It is known that encroachment of oxygen into an electrochemical cell causes corrosion of the zinc cathode, and corresponding loss of performance of the cell. It is also known that loss of moisture out of the cell, and consumption of electrolyte by reaction with encroaching oxygen, causes loss of potential electrical performance of the cell.
Generally, the cell of interest includes a metal can as an anode, a cathode comprising manganese dioxide, an electrolyte, a separator, and a current collector. A retaining washer is preferably positioned at the top of, and covering, the cathode mix. Typically the retaining washer is spaced from outer elements of the cell, including any outer seal, by an intervening inner chamber.
Various attempts have been made, and significant research resources have been expended in attempts to control loss of moisture from especially the top of the cell, and to inhibit ingress of oxygen into the cell. Examples of such attempts are shown in the following United States Patents.
U.S. Pat. No. 4,632,887 Jung teaches using an adhesive sealing substance 8 between his carbon rod 9 and a high elasticity (retaining) washer 10.
U.S. Pat. No. 2,773,926 Glover teaches using either asphalt or microcrystalline wax to coat all or a portion of the inner chamber of the cell.
U.S. Pat. No. 5,079,108 Annen et al teach using a heat shrinkable plastic seal strip between (i) the seal washer 12 and the lip 19 of the cell and (ii) the retaining washer 14.
U.S. Pat. No. 3,179,537 Reilly teaches using a wax coating as a seal on the carbon rod and the inner surfaces of his cap 20, and washers 24 and 26.
U.S. Pat. No. 3,922,178 Winger teaches using a fatty polyamide as a type of seal, to protect some interior surfaces of the inner chamber from being wetted by alkaline electrolyte.

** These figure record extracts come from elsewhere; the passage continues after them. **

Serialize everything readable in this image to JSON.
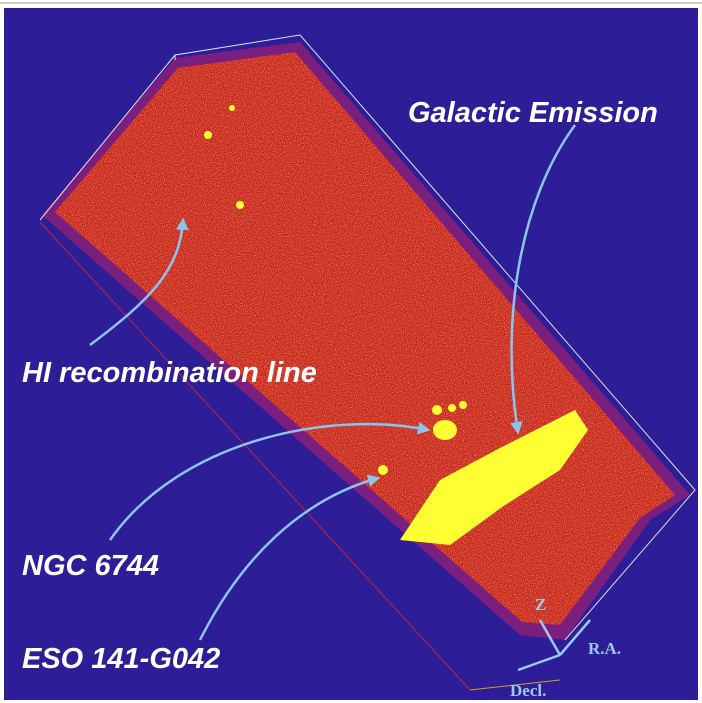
{
  "labels": {
    "galactic": "Galactic Emission",
    "hi": "HI recombination line",
    "ngc": "NGC 6744",
    "eso": "ESO 141-G042"
  },
  "axes": {
    "z": "Z",
    "ra": "R.A.",
    "decl": "Decl."
  }
}
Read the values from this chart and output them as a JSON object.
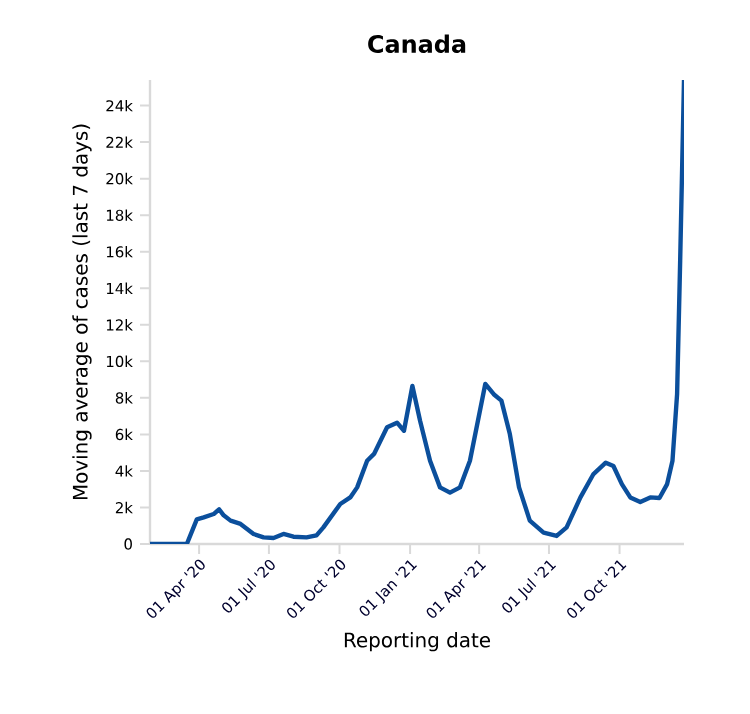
{
  "chart_data": {
    "type": "line",
    "title": "Canada",
    "xlabel": "Reporting date",
    "ylabel": "Moving average of cases (last 7 days)",
    "xlim": [
      "2020-01-28",
      "2021-12-24"
    ],
    "xticks": [
      {
        "value": "2020-04-01",
        "label": "01 Apr '20"
      },
      {
        "value": "2020-07-01",
        "label": "01 Jul '20"
      },
      {
        "value": "2020-10-01",
        "label": "01 Oct '20"
      },
      {
        "value": "2021-01-01",
        "label": "01 Jan '21"
      },
      {
        "value": "2021-04-01",
        "label": "01 Apr '21"
      },
      {
        "value": "2021-07-01",
        "label": "01 Jul '21"
      },
      {
        "value": "2021-10-01",
        "label": "01 Oct '21"
      }
    ],
    "ylim": [
      0,
      25400
    ],
    "yticks": [
      0,
      {
        "value": 2000,
        "label": "2k"
      },
      {
        "value": 4000,
        "label": "4k"
      },
      {
        "value": 6000,
        "label": "6k"
      },
      {
        "value": 8000,
        "label": "8k"
      },
      {
        "value": 10000,
        "label": "10k"
      },
      {
        "value": 12000,
        "label": "12k"
      },
      {
        "value": 14000,
        "label": "14k"
      },
      {
        "value": 16000,
        "label": "16k"
      },
      {
        "value": 18000,
        "label": "18k"
      },
      {
        "value": 20000,
        "label": "20k"
      },
      {
        "value": 22000,
        "label": "22k"
      },
      {
        "value": 24000,
        "label": "24k"
      }
    ],
    "x": [
      "2020-01-28",
      "2020-03-16",
      "2020-03-29",
      "2020-04-07",
      "2020-04-20",
      "2020-04-27",
      "2020-05-03",
      "2020-05-12",
      "2020-05-25",
      "2020-06-11",
      "2020-06-24",
      "2020-07-07",
      "2020-07-20",
      "2020-08-02",
      "2020-08-19",
      "2020-09-01",
      "2020-09-10",
      "2020-10-02",
      "2020-10-15",
      "2020-10-24",
      "2020-11-06",
      "2020-11-15",
      "2020-12-02",
      "2020-12-15",
      "2020-12-24",
      "2021-01-04",
      "2021-01-14",
      "2021-01-27",
      "2021-02-09",
      "2021-02-22",
      "2021-03-07",
      "2021-03-20",
      "2021-04-09",
      "2021-04-20",
      "2021-04-30",
      "2021-05-11",
      "2021-05-23",
      "2021-06-06",
      "2021-06-24",
      "2021-07-11",
      "2021-07-24",
      "2021-08-11",
      "2021-08-28",
      "2021-09-13",
      "2021-09-23",
      "2021-10-04",
      "2021-10-15",
      "2021-10-28",
      "2021-11-10",
      "2021-11-22",
      "2021-12-02",
      "2021-12-09",
      "2021-12-15",
      "2021-12-19",
      "2021-12-24"
    ],
    "series": [
      {
        "color": "#0b4f9c",
        "values": [
          0,
          0,
          1350,
          1460,
          1640,
          1900,
          1570,
          1280,
          1100,
          550,
          360,
          330,
          550,
          400,
          360,
          470,
          910,
          2190,
          2550,
          3100,
          4560,
          4930,
          6390,
          6640,
          6200,
          8650,
          6750,
          4560,
          3100,
          2810,
          3100,
          4560,
          8760,
          8200,
          7850,
          6020,
          3100,
          1280,
          620,
          440,
          910,
          2550,
          3830,
          4450,
          4270,
          3280,
          2550,
          2300,
          2550,
          2520,
          3280,
          4560,
          8200,
          15500,
          25400
        ]
      }
    ]
  }
}
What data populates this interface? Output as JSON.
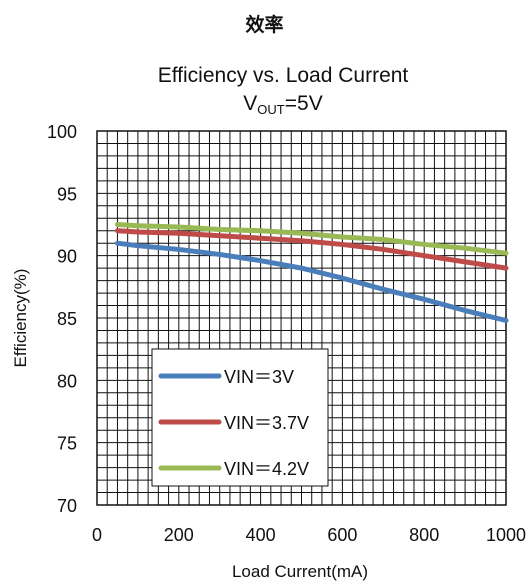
{
  "page_heading": "效率",
  "chart_data": {
    "type": "line",
    "title": "Efficiency vs. Load Current",
    "subtitle": {
      "prefix": "V",
      "subscript": "OUT",
      "suffix": "=5V"
    },
    "xlabel": "Load Current(mA)",
    "ylabel": "Efficiency(%)",
    "xlim": [
      0,
      1000
    ],
    "ylim": [
      70,
      100
    ],
    "xticks": [
      "0",
      "200",
      "400",
      "600",
      "800",
      "1000"
    ],
    "yticks": [
      "70",
      "75",
      "80",
      "85",
      "90",
      "95",
      "100"
    ],
    "grid": true,
    "legend_position": "bottom-left inside",
    "series": [
      {
        "name": "VIN＝3V",
        "color": "#4a7ebb",
        "x": [
          50,
          100,
          200,
          300,
          400,
          500,
          600,
          700,
          800,
          900,
          1000
        ],
        "y": [
          91.0,
          90.8,
          90.5,
          90.1,
          89.6,
          89.0,
          88.2,
          87.3,
          86.5,
          85.6,
          84.8
        ]
      },
      {
        "name": "VIN＝3.7V",
        "color": "#be4b48",
        "x": [
          50,
          100,
          200,
          300,
          400,
          500,
          600,
          700,
          800,
          900,
          1000
        ],
        "y": [
          92.0,
          91.9,
          91.8,
          91.6,
          91.4,
          91.2,
          90.9,
          90.5,
          90.0,
          89.5,
          89.0
        ]
      },
      {
        "name": "VIN＝4.2V",
        "color": "#98b954",
        "x": [
          50,
          100,
          200,
          300,
          400,
          500,
          600,
          700,
          800,
          900,
          1000
        ],
        "y": [
          92.5,
          92.4,
          92.3,
          92.1,
          92.0,
          91.8,
          91.5,
          91.3,
          90.9,
          90.6,
          90.2
        ]
      }
    ]
  }
}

U.S. Pat. No. 2,169,702 Marsal teaches placing a seal washer on the interior of the cell, above the retaining washer, then heating the cell in the area of the seal washer in order to melt the seal washer material, and cause it to flow into the desired respective joints of the cell components in the inner chamber. As taught, the cell is inverted before heating in order to cause the heated seal material to flow, and thus be distributed on the bottom surfaces of cap B, cover A, and washer W, namely at the top of the inner chamber.

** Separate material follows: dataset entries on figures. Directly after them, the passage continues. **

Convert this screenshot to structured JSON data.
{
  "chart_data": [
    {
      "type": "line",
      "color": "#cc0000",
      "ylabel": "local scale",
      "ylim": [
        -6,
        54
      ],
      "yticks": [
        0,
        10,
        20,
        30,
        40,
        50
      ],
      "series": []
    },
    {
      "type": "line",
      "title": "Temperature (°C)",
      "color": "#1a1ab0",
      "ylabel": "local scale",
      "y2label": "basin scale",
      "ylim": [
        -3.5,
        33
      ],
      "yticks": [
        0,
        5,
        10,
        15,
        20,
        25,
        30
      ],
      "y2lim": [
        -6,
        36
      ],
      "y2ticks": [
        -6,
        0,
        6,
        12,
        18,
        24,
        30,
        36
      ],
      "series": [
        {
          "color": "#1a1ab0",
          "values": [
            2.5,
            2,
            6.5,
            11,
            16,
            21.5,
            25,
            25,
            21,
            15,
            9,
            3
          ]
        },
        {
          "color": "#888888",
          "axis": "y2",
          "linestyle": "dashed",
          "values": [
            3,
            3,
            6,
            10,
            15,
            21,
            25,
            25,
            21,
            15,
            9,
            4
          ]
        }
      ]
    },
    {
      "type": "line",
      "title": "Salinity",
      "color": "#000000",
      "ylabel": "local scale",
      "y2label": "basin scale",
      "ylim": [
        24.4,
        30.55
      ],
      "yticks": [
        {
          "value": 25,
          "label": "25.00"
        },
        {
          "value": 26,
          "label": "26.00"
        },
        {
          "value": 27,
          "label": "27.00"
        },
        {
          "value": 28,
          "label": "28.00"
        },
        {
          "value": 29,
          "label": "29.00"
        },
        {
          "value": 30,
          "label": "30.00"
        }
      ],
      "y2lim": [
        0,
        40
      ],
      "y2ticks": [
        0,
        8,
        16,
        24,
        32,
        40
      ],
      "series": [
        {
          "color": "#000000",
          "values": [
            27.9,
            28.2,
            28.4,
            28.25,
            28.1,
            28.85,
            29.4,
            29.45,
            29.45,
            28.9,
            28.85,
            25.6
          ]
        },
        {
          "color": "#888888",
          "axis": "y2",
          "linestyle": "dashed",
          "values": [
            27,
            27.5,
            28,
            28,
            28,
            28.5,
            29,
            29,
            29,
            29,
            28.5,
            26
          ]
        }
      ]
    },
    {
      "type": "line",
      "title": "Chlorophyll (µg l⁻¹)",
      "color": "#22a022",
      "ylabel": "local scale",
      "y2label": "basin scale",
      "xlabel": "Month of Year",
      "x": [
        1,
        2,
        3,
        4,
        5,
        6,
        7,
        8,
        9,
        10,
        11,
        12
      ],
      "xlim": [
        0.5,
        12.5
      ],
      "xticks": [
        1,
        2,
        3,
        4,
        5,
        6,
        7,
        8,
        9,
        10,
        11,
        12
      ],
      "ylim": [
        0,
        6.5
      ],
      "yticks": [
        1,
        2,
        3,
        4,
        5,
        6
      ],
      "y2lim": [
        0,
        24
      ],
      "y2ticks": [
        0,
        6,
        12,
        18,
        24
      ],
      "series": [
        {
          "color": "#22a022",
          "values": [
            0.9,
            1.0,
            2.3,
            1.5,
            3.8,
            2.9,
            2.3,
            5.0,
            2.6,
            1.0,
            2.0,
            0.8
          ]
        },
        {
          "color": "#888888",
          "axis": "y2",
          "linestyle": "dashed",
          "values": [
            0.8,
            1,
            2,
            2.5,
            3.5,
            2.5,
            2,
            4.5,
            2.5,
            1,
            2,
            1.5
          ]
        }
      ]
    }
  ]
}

U.S. Pat. No. 4,001,044 Miyoshi et al teach an interior seal 25 of wax on the retaining washer, and an outer seal 25a at the joints of the carbon rod 12, the plastic plug 14a, and the plastic jacket 15a. The outer seal can be a variety of materials, including Vaseline.
Despite these advances, dry cells continue to be plagued with an unacceptable degree of moisture loss from of the cell, and ingress of oxygen into the cell. As moisture is lost from the cell, the electrochemical performance of the cell declines. As oxygen enters the cell, it reacts with the electrolyte at the surface of the metal can, causing corrosion of the can, and consumption of the can, thus reducing the effectiveness of the can as an anode.

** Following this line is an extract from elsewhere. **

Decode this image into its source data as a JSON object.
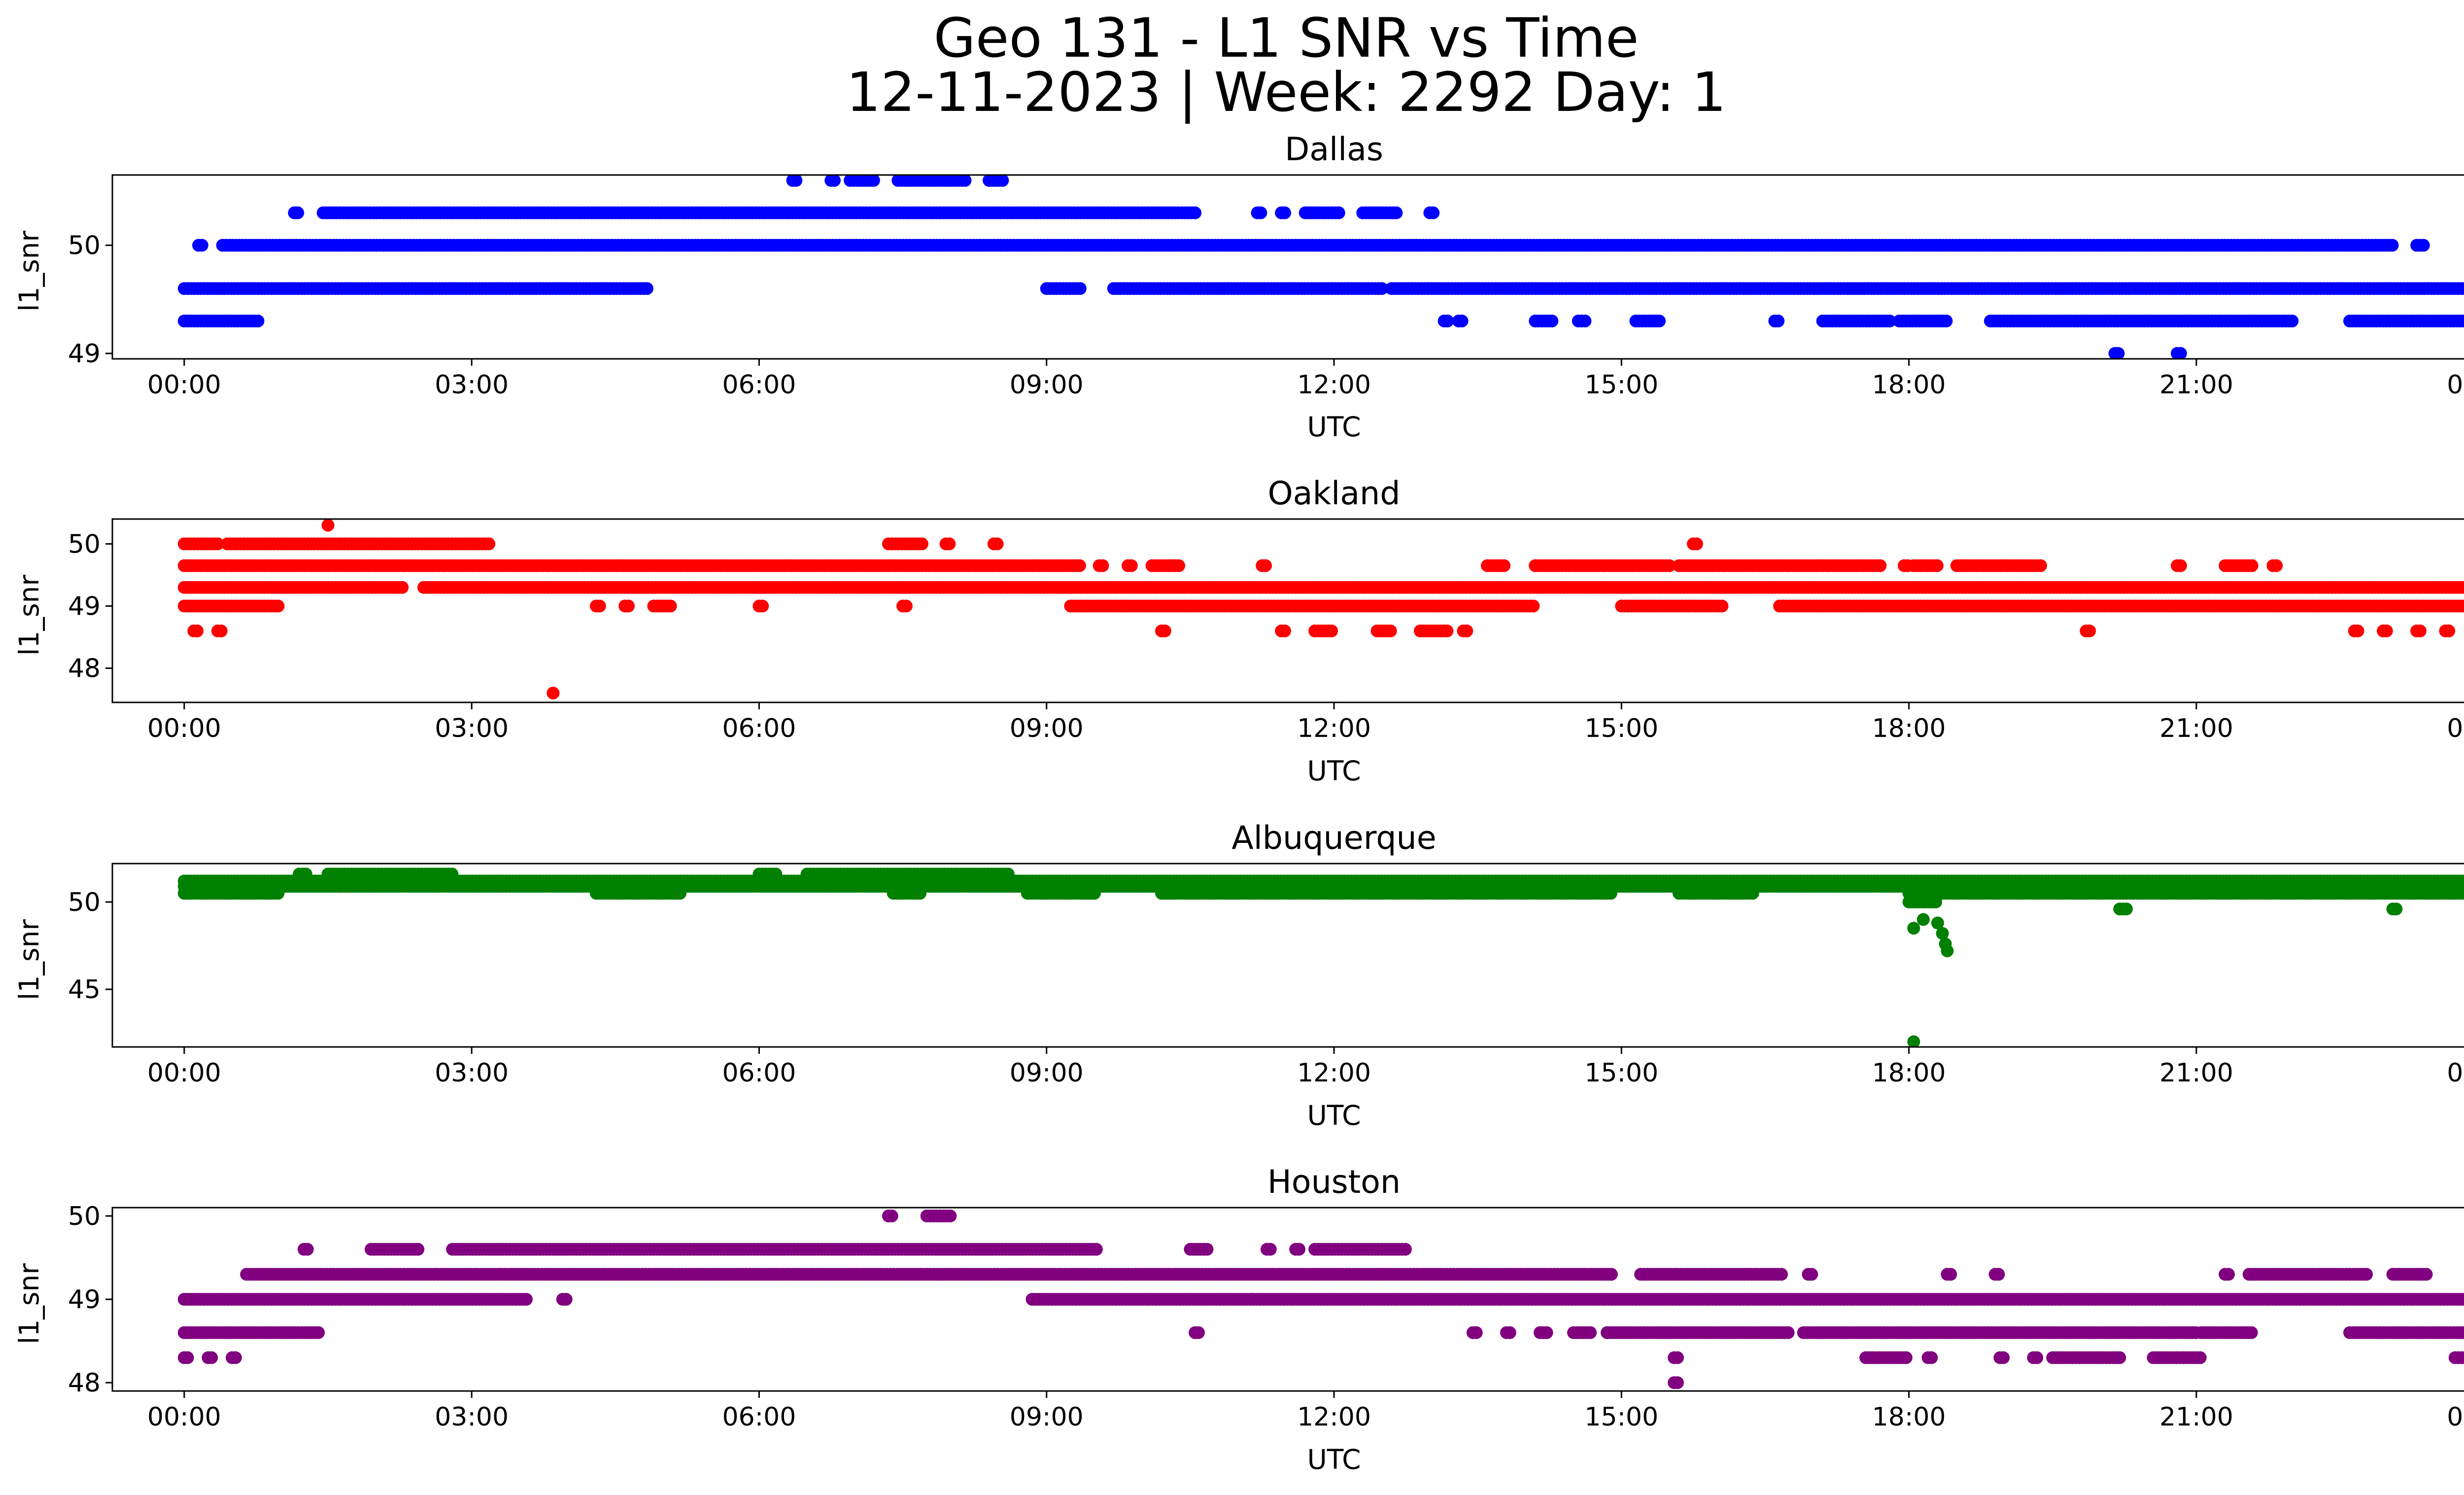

It is an object of this invention to provide a novel interior seal, in the inner chamber of the cell, which provides a superior barrier to loss of moisture from the cell, and a superior barrier to oxygen ingress into the cell.
It is a further object to provide an interior seal which either covers, or preferably wicks into, the separator above the retaining washer, thus preventing ingress of oxygen through the separator, to the surface of the metal can, and also preventing upward advance of the electrolyte through the separator adjacent the can wall.
It is yet another object to provide an interior seal compound and seal having a first liquid component which covers or wicks into the separator and a second semi-solid component which fixes the position of the compound in the inner chamber on the retaining washer (or cathode mix) and the separator.
It is still another object to provide such an interior seal compound and seal wherein the liquid and semi-solid components have such an affinity for each other that the immobility of the semi-solid component retards the mobility of the liquid component, and thus limits substantially the zone of migration of the liquid component essentially to covering or penetrating the retaining washer and covering or penetrating the separator above the retaining washer or cathode mix.